Self-care requires complete mindfulness of your body and the totality of it's physical, emotional and mental needs to be truly effective. So unsurprisingly, in order to demonstrate self-care through nutrition, mindfulness comes into play in a big way.

Mindfulness is another buzzword at the moment that goes hand in hand with good nutrition and self-care. Consider it the bridge in between the two:


Mindfulness requires introspection and basically is a single word description of knowing oneself wholly and using this knowledge to guide decision-making processes. Sometimes life gets so busy we forget to sit back, reflect and assess what it is that we really need, particularly, what nutrition does this body of mine really need to feel and perform at its best.

It’s important to eat what you feel like eating when you feel like eating it, but of course, this pertains to nutrients and not to midnight McDonalds runs every other night.  Mindfulness enters to save the day when you think you’re craving midnight fries, but with a little more thought you realise you don’t really want fries, you just really want something salty. Next, a little self-care, an idea and a little effort enter to satisfy this craving with a nutritious alternative such as fry-pan popcorn made with a little bit of organic grass-fed butter and pink crystal Himalayan salt. Yum.  This is the essence of self-care. Going that little bit further to give your body exactly what it wants and needs, without compromising on nutrition, so that you are looking after your body both short and long term and ensuring you make better food choices to feel your best.

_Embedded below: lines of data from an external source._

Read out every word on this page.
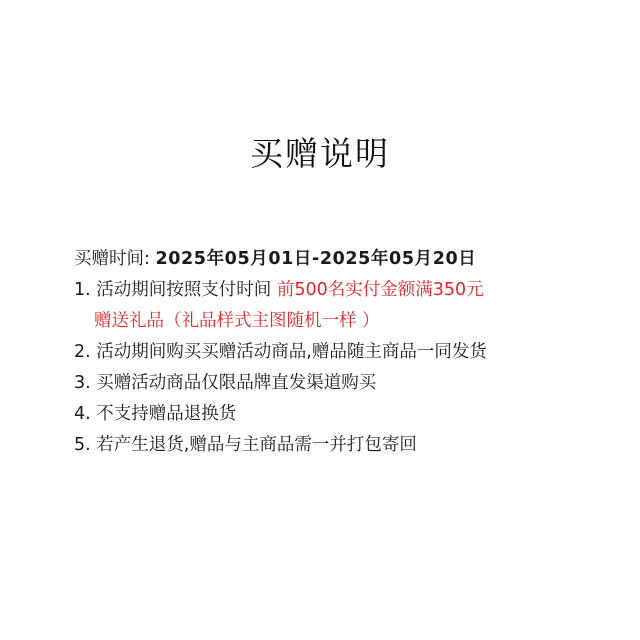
买赠说明
买赠时间: 2025年05月01日-2025年05月20日
1. 活动期间按照支付时间 前500名实付金额满350元
赠送礼品（礼品样式主图随机一样 ）
2. 活动期间购买买赠活动商品,赠品随主商品一同发货
3. 买赠活动商品仅限品牌直发渠道购买
4. 不支持赠品退换货
5. 若产生退货,赠品与主商品需一并打包寄回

It’s not always easy to put yourself first, particularly if you’re a parent or responsible for the welfare of others. However, mindfulness of your needs isn’t in any way selfish but merely means that you rightfully acknowledge that you can’t give your all to others when you’re not giving anything to yourself. Good nutrition is the most basic level of self-care that we really must fulfil but is so often the first compromise we make. So consider this your permission slip to stop the compromises. Be mindful, make food choices that you know will serve your body well because after all, this is the bare minimum your beautiful vessel needs and deserves.